Your burning questions answered!

Many people are still unclear about what a celebrant does. When I told my friends and family that I wanted to be a celebrant, some of them asked "a what"?

A celebrant is a person who officiates at a ceremony or rite, such as a wedding, funeral or naming ceremony. Think of a celebrant as a 'master of ceremonies' - the person who holds the space, conducts the ceremony and keeps everything going. A celebrant can officiate a bespoke, personalised ceremony and include religious or spiritual content if desired.

Celebrants are usually self-employed and work independently of any religious or statutory organisation.

At the moment, celebrants cannot legally marry couples in England. Registrars can process and approve a couples marriage licence and conduct a legally binding ceremony at licenced venues only.
  • The freedom to create a personalised, bespoke and meaningful celebration that is completely unique
  • You can tailor your celebration around your own ideas and preferences. If you want to renew your vows on a beach, get married in the ruins of a castle or hold a woodland funeral ceremony, the choice is yours!
  • Your celebration can be held almost anywhere and you aren't confined to licenced only venues
  • Your celebrant takes time to get to know you so that your celebration isn't a one-size-fits-all affair
  • A celebrant-led ceremony allows you to include rituals, symbolism, readings and family members in a creative and fun way
Every celebrant has their own unique style, personality and way of working. Much like people in general, they each have their own strengths, qualities and approach to working. No two celebrants will ever create the same script or conduct a ceremony in the same way, which makes every ceremony so special.

You may want a celebrant who loves to integrate nature into their ceremonies or a quirky celebrant who loves dressing up and creating themed ceremonies. If you are a humanist you may prefer a humanist celebrant.

The best advice I can give is to talk to a few celebrants near you and get a feel for who they are as people and how they work. Google local celebrants in your area or visit celebrant directories.

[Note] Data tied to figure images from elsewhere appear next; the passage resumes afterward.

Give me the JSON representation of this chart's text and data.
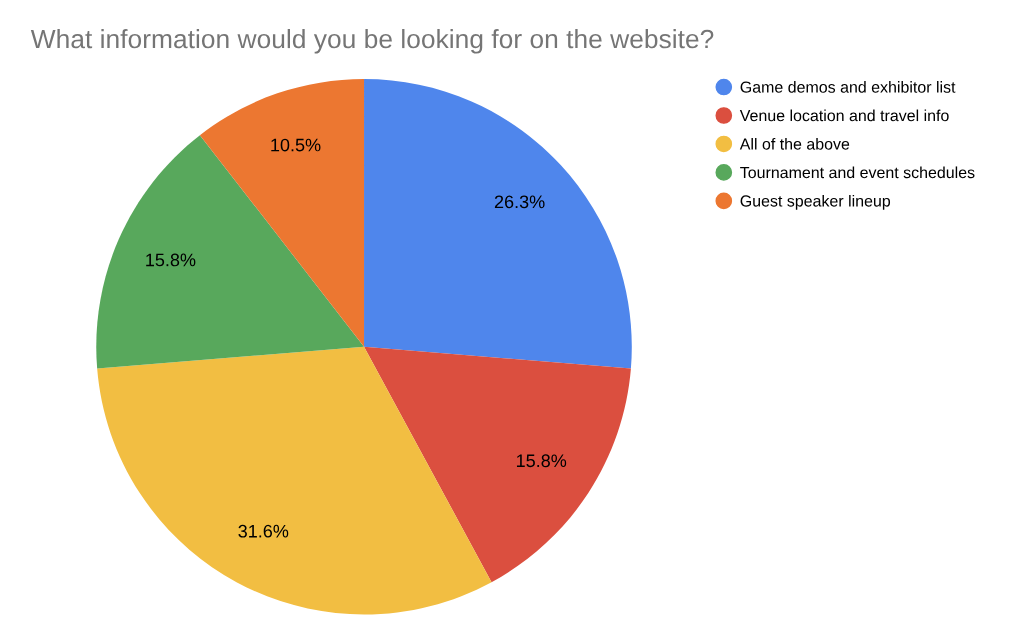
{
  "chart_data": {
    "type": "pie",
    "title": "What information would you be looking for on the website?",
    "categories": [
      "Game demos and exhibitor list",
      "Venue location and travel info",
      "All of the above",
      "Tournament and event schedules",
      "Guest speaker lineup"
    ],
    "values": [
      26.3,
      15.8,
      31.6,
      15.8,
      10.5
    ],
    "colors": [
      "#4f86ec",
      "#db4f3f",
      "#f2be42",
      "#58a85c",
      "#ec7731"
    ],
    "value_labels": [
      "26.3%",
      "15.8%",
      "31.6%",
      "15.8%",
      "10.5%"
    ],
    "legend": "top right"
  }
}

Follow your gut and trust your instinct!
A funeral celebrant (also known as a funeral officiant) officiates funeral ceremonies. Funeral celebrants work independently and are usually from a non-clergy background.

A funeral celebrant supports the bereaved family throughout the process and works with them to plan and deliver a memorable and personalised service for the person who has died. Funeral celebrants help to organise and conduct funerals; leading the ceremony and welcoming other people as they offer their tributes during the service. They work closely with loved ones to provide a thoughtful and fitting send off for the person who has passed away.

Funeral celebrants are the main host of funerals or celebration of life ceremonies. Religious or non-religious content can be included as part of the service.

If you would like to include religious or spiritual content, such as words or rituals, then we can certainly include them as part of your ceremony. 
This is a very good question because many people aren't sure about what the difference is!

A registrar can legally marry couples whereas a celebrant can only hold bespoke ceremonies. Many couples choose to do the 'legal bit' first at their local registry office with two witnesses and then hold their wedding or civil partnership with an independent celebrant afterwards.

While you can absolutely get married with a registrar, a celebrant-led ceremony offers versality, choice, personalised words, rituals and symbolism.

The beauty of having a celebrant is that they will get to know you pretty well before the ceremony whereas with a registrar, you will get whoever is on the rota on the day.
The short answer is no. Independent wedding celebrants can deliver a loving and meaningful wedding ceremony but the legal bit is not yet possible.

In England, independent celebrants cannot legally marry couples. The legal part of marriage must be done at the registry office and usually costs around £50. Most couples choose to do the legal aspect at the registry office and have the ceremony a few days or a week after. It is entirely up to you.

Once you have done the statutory part of your marriage you are free to hold your own awesome wedding celebration with rings, vows, readings and any other rituals that you would like to include such as handfasting or a wine box ceremony.
Funeral Director's take care of all elements of the funeral, such as whether you are choosing a burial or cremation, a full funeral service or a direct cremation, etc. They take care of the deceased and deal with the funeral arrangements.

A funeral celebrant focusses on the service itself, including the eulogy, readings, music and the order of service. They work with families to create an intimate and personal tribute to the person who has died and lead the funeral ceremony.